Batelle Software (aka Information Dimensions Ltd) is a recently created offshoot of the Batelle Memorial Institute; the latter was set up in 1929 by one Gordon Batelle, a wealthy ex-miner, in whose will it was charged to undertake research "for the good of mankind". It now describes itself as the "world's largest private research company" and can lay claim to having benefited mankind by the invention of (inter alia) the Xerox machine, Snopake and bar-coding. BASIS, a market leader in text retrieval software, was originally (early 60s) an in-house product used to keep track of the Institute's voluminous research project reports; DM, modestly described as an improvement on all existing relational database management systems, is a more recent product, developed over the last six years from BASIS.

The seminar was in two parts, each consisting of a fairly technical run through followed by a demonstration. It was one of a series of small and (as it transpired) rather well run seminars which the company has been running this month to raise its UK visibility somewhat; there were about six attendees apart from ourselves.

DM runs on CDC and DEC machines and is due to be ported to IBM next year. At first glance it looks like a fairly traditional ANSI/SPARC three level architecture DBMS, with a structural data model, an "actual" (i.e. logical) data model and one or more user data models. It supports concurrent access - up to 511 per "kernel" (i.e. database virtual machine) against 250 databases, with up to eight kernels per mainframe; it comes with COBOL or Fortran pre-processors, has good screen handling facilities, a reasonable-looking report writer, and extensive security, recovery and journalising features etc. It has a built-in data dictionary which is used to enforce referential integrity. It has its own system language (FQM) which is similar to but not the same as SQL; in particular it does not contain facilities to create new views or relations. When pressed, Batelle insist that when the product is enhanced to support SQL (supposedly real soon now) it will support a full SQL including such facilities. On the other hand FQM supports text items far more effectively and usefully than SQL.

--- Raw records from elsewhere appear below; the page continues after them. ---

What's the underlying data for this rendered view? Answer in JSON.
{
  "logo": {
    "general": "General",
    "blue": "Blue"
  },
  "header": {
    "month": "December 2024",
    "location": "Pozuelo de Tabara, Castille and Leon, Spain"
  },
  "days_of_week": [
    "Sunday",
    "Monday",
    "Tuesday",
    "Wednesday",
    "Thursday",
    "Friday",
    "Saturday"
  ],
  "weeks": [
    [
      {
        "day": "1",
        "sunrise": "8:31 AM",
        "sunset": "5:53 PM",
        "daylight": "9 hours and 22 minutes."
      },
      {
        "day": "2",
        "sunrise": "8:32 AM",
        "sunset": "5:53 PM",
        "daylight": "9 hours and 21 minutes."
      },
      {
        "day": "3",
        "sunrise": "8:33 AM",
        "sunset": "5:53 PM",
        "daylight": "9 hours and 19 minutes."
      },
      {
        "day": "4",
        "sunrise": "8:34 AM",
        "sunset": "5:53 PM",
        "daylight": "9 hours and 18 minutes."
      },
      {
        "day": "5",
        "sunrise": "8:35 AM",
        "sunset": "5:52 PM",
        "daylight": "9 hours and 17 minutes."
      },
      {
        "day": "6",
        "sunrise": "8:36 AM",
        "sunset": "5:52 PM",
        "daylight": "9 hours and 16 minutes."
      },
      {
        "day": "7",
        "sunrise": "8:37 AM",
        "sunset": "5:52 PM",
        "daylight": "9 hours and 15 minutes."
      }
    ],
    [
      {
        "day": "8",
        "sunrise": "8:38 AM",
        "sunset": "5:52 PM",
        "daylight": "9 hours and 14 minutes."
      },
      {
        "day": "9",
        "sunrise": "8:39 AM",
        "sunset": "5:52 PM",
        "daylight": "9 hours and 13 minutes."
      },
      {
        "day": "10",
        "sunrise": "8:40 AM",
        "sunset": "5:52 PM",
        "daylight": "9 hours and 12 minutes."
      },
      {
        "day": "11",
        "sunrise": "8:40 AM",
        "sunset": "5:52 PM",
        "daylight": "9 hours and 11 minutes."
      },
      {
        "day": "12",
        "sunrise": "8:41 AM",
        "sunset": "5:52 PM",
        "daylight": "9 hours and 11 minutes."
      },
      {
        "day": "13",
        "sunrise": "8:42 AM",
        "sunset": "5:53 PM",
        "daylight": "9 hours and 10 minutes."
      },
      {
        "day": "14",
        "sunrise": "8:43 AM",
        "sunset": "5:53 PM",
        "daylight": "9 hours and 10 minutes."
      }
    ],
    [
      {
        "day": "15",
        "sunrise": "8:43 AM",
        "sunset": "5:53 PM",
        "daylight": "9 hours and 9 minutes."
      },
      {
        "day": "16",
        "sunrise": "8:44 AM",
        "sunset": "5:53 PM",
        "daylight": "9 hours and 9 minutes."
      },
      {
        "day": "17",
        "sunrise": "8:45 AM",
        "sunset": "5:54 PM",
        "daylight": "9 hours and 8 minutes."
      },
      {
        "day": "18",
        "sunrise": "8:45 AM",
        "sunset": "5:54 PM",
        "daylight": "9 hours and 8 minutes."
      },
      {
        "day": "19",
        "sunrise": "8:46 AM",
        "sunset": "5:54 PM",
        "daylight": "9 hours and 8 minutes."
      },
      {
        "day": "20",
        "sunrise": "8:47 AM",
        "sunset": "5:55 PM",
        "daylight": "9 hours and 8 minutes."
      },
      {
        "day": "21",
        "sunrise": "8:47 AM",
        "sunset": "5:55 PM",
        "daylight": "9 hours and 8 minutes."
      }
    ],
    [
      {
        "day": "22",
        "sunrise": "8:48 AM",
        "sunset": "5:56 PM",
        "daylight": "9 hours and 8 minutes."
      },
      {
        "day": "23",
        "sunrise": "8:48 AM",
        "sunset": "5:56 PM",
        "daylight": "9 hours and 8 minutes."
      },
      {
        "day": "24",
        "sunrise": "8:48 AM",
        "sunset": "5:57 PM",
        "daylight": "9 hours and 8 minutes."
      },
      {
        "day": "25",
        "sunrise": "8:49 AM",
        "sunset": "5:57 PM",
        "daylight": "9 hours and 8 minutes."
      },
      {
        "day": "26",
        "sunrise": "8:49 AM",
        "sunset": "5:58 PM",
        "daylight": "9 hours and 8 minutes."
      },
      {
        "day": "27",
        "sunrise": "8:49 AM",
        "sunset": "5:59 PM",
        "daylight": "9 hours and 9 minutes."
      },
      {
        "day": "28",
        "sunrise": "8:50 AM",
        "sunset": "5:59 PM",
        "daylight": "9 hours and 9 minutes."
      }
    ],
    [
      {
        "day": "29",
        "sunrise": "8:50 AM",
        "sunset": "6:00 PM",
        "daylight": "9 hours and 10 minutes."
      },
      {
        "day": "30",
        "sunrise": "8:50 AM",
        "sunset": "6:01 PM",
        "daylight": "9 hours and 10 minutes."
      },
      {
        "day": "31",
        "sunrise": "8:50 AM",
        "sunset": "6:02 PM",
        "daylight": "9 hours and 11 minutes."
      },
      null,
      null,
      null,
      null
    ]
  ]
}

BASIS is a well established text retrieval system (major users include BT, BP, the Smithsonian Institute, Pergamon Infoline and Reuters, not to mention the Houses of Parliament or President Reagan's personal VAX). It is also used as a component of Wang's Office Systems and of a turnkey library system; in the shape of Micro-BASIS it is also being licensed to various CD-ROM publishers. Its indexing strategies (there are twenty different algorithms) appear to be sufficiently flexible to cater for almost any sort of text or user requirement thereof, including support for funny alphabets, embedded ignore characters etc.

Stop/Go words can be specified. Phrases can be indexed. Subfields within text can be indexed (e.g. if one field of a report contains a table, each row of the table can be indexed distinctly). More than one search unit can be specified for the same file, though not of course dynamically. The package has a reasonable screen interface, with a tolerable procedural language used to hook sets of commands together. It has a built-in thesaurus capability which can be user-modified, an online editor and a reasonably flexible and relaxed batch input system. Like most such systems, it uses an unindexed holding-file for recent data; access to the main text base is not possible while it is being updated.

On the whole I was favourably impressed by both systems. In particular, DM seems the only serious contender for the role of DBMS on CDC hardware, while BASIS is certainly worth consideration for the role of text searching software on DEC Amdahl or CDC hardware. Both products are far from cheap: DM with all its bells and whistles for a Cyber 855 would cost over £40k; while the basic module of BASIS would cost over £6k even on a micro VAX and might be twice as much on a mainframe.